MIT’s Hair Brushing Robot is Set to Redefine Hair Grooming

MIT’s Hair Brushing Robot is Set to Redefine Hair Grooming

This hair brushing robot will simplify untangling for people with limited mobility

Recently scientists from MIT's Computer Science and Artificial Intelligence Laboratory (CSAIL) and the Soft Math Lab at Harvard University, together developed a hair-brushing robot. The robotic arm has a sensorized soft brush, camera with force feedback, and closed-loop control, that can identify different hair types and groom accordingly.

A paper was published on this soft robot by Josie Hughes, Thomas Bolton Plumb-Reyes, L. Mahadevan, and Daniela Rus. The robotic hairbrush, called 'RoboWig' is intended in reducing the pain involved in untangling hair and to assist the elderly, young, and people with limited mobility in the process of grooming their hair. The paper reveals that this soft robot leverages a model of entangled soft fiber bundles and mathematical algorithms that can identify tangled hair as entwined double helices. The sensorized soft bristle end effector can efficiently measure the forces during brushing and also creates fore-feedbacks that ensure that the user can control the device and feel what it is up to.

The team has performed many experiments to validate the innovation. According to the paper, "First, we show repeated brushing of a single wig with the brushing height fixed. We see the expected rise in force as the hair fibers start to jam, after which the force applied to the brush overcomes this jamming force and brushes free. The brush force is the highest for the first brush, however, reduces with brushing iterations as with each brush a number of entanglements are removed."

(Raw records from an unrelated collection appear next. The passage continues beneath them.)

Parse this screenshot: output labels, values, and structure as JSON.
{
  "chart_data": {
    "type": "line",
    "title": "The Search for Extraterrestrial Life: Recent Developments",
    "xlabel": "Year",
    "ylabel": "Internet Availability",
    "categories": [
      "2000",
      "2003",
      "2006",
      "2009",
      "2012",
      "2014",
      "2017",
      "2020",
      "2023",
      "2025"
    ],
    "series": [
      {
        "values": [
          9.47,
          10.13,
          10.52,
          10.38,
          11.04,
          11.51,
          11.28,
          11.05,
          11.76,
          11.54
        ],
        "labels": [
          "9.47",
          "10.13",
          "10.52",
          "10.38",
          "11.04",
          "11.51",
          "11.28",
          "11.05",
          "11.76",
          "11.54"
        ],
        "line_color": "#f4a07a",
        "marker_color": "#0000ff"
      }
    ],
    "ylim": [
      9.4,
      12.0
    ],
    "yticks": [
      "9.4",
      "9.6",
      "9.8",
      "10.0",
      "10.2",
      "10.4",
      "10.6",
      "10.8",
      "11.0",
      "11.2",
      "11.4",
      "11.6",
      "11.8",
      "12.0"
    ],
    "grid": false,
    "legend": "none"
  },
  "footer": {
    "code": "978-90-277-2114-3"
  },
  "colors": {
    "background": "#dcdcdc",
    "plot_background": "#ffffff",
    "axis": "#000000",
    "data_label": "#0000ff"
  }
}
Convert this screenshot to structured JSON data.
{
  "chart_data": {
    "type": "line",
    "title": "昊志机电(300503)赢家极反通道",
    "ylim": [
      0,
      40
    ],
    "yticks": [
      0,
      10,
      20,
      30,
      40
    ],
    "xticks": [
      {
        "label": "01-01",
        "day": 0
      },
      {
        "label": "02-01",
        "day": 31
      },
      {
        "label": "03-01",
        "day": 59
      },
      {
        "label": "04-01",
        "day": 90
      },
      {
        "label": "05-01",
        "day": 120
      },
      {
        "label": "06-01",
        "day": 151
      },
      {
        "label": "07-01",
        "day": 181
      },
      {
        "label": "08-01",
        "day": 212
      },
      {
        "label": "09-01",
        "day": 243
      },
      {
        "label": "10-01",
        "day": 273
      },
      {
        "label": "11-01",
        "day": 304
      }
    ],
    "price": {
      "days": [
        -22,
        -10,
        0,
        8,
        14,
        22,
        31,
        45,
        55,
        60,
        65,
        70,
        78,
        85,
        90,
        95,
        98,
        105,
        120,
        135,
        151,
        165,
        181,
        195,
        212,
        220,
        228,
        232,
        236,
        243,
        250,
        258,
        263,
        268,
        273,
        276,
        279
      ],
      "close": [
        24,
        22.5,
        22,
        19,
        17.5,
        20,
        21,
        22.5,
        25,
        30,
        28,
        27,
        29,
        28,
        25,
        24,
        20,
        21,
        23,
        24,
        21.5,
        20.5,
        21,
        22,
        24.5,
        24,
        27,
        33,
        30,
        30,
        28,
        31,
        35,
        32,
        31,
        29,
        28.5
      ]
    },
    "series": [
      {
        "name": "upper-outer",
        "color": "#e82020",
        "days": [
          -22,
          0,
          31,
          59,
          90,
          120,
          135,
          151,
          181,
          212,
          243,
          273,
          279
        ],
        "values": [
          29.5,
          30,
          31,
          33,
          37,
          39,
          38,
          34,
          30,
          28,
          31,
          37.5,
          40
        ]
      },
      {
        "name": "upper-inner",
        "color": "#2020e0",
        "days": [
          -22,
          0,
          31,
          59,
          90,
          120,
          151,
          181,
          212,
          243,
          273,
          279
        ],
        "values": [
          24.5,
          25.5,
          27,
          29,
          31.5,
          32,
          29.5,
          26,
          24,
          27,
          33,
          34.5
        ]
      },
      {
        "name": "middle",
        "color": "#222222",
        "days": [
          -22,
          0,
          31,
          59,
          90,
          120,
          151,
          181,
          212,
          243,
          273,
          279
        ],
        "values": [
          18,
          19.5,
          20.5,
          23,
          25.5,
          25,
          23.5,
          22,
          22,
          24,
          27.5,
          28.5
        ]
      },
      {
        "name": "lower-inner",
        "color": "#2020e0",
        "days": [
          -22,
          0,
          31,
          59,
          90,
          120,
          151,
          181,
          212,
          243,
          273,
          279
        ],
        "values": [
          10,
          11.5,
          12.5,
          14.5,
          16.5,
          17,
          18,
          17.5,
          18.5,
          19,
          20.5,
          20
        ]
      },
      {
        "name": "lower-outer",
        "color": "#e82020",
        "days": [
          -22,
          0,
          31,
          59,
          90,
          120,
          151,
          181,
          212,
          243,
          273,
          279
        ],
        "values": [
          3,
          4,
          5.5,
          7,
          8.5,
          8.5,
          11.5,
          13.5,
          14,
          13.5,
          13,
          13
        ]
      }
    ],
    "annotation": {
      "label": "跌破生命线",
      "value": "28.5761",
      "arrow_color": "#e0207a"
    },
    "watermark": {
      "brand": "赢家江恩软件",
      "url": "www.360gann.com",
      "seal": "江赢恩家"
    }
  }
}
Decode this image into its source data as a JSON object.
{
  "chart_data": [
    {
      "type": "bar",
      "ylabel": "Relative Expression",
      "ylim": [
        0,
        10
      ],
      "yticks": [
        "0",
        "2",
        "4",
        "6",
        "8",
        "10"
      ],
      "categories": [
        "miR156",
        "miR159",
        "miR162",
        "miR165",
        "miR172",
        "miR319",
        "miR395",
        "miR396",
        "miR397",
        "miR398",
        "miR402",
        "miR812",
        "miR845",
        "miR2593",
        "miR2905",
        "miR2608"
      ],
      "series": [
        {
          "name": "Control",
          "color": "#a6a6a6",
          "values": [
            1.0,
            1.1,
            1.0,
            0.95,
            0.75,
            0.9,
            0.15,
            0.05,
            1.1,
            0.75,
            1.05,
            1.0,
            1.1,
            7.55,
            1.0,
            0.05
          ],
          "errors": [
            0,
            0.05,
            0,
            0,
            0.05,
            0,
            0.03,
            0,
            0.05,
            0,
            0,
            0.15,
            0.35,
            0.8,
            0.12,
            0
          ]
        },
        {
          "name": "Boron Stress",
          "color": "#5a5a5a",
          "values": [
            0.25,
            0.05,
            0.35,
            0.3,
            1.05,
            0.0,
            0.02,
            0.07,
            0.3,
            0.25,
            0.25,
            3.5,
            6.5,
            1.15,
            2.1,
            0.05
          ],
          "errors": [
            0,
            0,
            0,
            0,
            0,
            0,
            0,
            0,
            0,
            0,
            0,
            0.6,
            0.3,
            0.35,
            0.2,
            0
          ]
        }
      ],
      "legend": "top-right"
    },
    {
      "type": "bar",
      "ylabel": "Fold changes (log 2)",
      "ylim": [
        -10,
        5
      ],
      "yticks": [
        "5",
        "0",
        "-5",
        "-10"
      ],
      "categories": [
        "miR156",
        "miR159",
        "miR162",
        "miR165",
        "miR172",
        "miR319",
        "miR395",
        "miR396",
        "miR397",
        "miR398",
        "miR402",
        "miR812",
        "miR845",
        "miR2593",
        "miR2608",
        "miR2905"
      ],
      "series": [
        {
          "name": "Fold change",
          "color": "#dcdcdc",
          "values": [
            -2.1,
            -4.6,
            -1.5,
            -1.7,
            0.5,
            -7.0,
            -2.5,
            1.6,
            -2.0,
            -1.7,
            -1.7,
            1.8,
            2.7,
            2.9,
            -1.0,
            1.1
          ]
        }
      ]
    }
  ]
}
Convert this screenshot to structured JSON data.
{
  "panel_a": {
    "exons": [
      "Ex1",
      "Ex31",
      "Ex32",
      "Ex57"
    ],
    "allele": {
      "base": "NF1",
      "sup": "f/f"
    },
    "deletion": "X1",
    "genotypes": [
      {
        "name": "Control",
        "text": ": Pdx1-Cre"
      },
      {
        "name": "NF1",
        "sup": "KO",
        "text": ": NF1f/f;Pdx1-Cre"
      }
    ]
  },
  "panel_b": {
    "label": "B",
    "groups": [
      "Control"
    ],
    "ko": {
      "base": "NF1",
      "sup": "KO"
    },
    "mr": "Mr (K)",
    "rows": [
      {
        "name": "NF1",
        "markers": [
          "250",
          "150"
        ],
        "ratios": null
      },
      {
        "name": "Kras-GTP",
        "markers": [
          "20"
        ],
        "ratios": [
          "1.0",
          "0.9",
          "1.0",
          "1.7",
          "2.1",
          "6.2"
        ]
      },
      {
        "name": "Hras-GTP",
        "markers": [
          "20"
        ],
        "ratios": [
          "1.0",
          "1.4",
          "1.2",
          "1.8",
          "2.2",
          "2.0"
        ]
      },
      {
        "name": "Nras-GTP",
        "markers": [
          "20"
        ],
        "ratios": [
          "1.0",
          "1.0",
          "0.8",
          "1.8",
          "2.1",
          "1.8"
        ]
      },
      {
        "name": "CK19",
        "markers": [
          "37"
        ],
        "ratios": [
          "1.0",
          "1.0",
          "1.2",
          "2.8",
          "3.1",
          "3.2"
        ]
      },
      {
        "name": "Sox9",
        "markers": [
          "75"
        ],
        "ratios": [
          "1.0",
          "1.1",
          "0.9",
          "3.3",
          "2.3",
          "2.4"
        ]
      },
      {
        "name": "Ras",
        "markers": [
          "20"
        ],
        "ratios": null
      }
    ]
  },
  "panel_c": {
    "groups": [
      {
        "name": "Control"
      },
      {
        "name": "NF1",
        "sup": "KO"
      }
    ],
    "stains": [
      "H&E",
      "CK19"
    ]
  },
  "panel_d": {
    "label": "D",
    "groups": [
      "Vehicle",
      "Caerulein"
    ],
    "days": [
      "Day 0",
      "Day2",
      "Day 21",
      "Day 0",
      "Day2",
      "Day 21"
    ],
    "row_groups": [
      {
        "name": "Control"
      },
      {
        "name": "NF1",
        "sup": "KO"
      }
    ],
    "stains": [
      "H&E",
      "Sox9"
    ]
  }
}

The camera on the robot arm clicks the picture of the hair, analyses it by converting it to Grayscale images, by using horizontal and vertical (x/y) gradient ratio, and finally performs computations to understand the texture, straight or curly. The paper says that this project is proposed to use sigmoid function and computer vision to select the brushing heights for different hairs and identify the curliness of the hair respectively. Also, it says that there is an increased need for conducting human-based experiments to understand the 'pain' factor properly and get subjective feedback. This nascent innovation is pathbreaking since untangling hair is a complex process and robots should not cause pain, but should also be able to put enough pressure necessary to untangle it. While speaking to MIT News, Josie Hughes told that "In addition to hair brushing, the insights provided by our approach could be applied to brushing of fibers for textiles, or animal fibers."